ニュース 電子 作成日:2015年3月6日_記事番号:T00055722

12.9インチiPad、量産9月に延期か

 アップルのタブレット端末「iPad」の大型機種(12.9インチ)の量産時期が、当初予定の第1四半期から今年9月へと延期になるもようだ。複数の関係者の話を基にブルームバーグが報じたもので、液晶パネルの生産の遅れが主因とみられる。これにより、サプライチェーン入りしているとされる組み立ての鴻海精密工業や、タッチパネルの宸鴻集団(TPKホールディング)、フレキシブル基板の嘉聯益科技(キャリア・テクノロジー)などの第1四半期業績に影響が出る見通しだ。6日付経済日報などが報じた。

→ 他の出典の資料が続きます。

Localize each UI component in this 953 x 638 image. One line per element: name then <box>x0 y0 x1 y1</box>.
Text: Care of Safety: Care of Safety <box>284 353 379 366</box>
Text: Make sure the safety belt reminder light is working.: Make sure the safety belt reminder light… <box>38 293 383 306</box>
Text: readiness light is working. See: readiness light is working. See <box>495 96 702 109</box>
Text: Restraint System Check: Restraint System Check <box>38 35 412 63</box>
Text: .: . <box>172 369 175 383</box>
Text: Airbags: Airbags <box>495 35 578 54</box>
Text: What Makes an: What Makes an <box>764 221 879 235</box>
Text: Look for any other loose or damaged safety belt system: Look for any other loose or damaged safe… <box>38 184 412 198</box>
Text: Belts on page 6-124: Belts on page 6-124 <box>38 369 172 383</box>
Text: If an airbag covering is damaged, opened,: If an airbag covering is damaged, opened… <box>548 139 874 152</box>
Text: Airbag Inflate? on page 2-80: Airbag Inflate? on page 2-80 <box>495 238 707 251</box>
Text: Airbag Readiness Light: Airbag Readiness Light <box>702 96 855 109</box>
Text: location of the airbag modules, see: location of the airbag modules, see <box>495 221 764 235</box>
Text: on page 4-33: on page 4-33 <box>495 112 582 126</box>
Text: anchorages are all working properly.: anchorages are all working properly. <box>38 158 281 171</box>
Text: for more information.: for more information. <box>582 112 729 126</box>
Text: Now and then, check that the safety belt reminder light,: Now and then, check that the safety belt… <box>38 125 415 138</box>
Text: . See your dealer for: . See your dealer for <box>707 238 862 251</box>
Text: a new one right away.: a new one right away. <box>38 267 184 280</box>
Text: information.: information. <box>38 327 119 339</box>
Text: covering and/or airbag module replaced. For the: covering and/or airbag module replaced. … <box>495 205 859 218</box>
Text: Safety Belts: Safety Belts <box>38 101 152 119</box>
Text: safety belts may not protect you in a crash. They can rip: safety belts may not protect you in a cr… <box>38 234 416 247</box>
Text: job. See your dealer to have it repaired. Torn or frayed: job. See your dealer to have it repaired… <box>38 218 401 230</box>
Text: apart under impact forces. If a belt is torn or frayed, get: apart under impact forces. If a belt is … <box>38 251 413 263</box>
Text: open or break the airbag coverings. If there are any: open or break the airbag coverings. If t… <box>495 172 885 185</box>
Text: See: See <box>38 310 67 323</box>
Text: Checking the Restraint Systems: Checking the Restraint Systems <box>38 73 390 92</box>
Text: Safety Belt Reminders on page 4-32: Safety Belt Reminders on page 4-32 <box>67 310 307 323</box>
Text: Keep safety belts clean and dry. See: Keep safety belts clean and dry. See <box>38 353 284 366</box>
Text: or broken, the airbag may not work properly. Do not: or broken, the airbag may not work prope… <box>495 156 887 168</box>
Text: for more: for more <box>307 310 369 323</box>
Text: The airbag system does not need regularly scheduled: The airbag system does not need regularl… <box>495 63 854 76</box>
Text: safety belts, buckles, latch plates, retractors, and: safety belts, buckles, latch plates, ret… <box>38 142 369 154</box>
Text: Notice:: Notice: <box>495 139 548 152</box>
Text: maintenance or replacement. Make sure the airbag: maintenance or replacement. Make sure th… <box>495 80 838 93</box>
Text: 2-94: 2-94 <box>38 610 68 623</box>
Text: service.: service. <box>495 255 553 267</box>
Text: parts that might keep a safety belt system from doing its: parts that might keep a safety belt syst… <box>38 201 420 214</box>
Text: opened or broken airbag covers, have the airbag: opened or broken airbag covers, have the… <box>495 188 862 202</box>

 大型iPadの液晶パネルは、シャープ、ジャパンディスプレイ(JDI)、LGディスプレイ(LGD)が手掛けるとされる。関係者は、iPadでは従来、アモルファスシリコン(a-Si)技術を採用していたが、大型化で消費電力が増加することから、酸化物半導体TFT(Oxide TFT)に変更した指摘。ただ、良品率が高くないことから3社の生産に遅れが生じたとみられている。

遅れは戦略との見方も

 大型iPadの発売は第4四半期や来年初めにずれ込むとの見方も浮上している。サプライチェーンは大型iPadに、低迷するタブレット市場の起爆剤として、また、次世代スマートフォン「iPhone6s」の発売前の業績けん引役として期待をかけていたが、証券会社は、台湾サプライチェーン各社の業績への貢献は遅れるとの見方を示した。組み立てを独占受注するとされる鴻海については、上半期の売上高は思わしくないが、下半期から大幅成長すると予測した。一方、タッチパネルの貼り合わせで主力サプライヤーのTPKの第1四半期売上高は前期比25~30%減、嘉聯益は24~26%減、筐体の可成科技(キャッチャー・テクノロジー)は15%減と、それぞれ大幅減収に見舞われるとの見方を示した。

 一方、大型iPadの量産延期は、iPhone6とiPhone6プラスのライフサイクル延長や、クリスマス商戦の目玉商品にすることを狙ったアップルの「戦略」だという指摘も出ている。

ビジネス向けに特化か

 なお、アップルは大型iPadに関する計画を一切公表していないが、市場では各種観測が浮上しており、初めてビジネス市場向けに特化した機種との見方が有力だ。同社は昨年IBMと提携し、iPhone、iPad向けの「IBM MobileFirst for iOS」を銀行、小売りなどの各種業界向けに提供を開始し、多くの企業がiPadを調達する成果を生んだ。ソフト面の環境を整えたことから、ビジネス市場で大型iPadは、ノートパソコンに取って代わる存在として需要を得られると期待されている。

 市場調査会社のIHSディスプレイサーチは、企業や政府機関などによるiPad調達台数は、2013年の1,900万台から18年には1億100万台へと大きく成長すると予測している。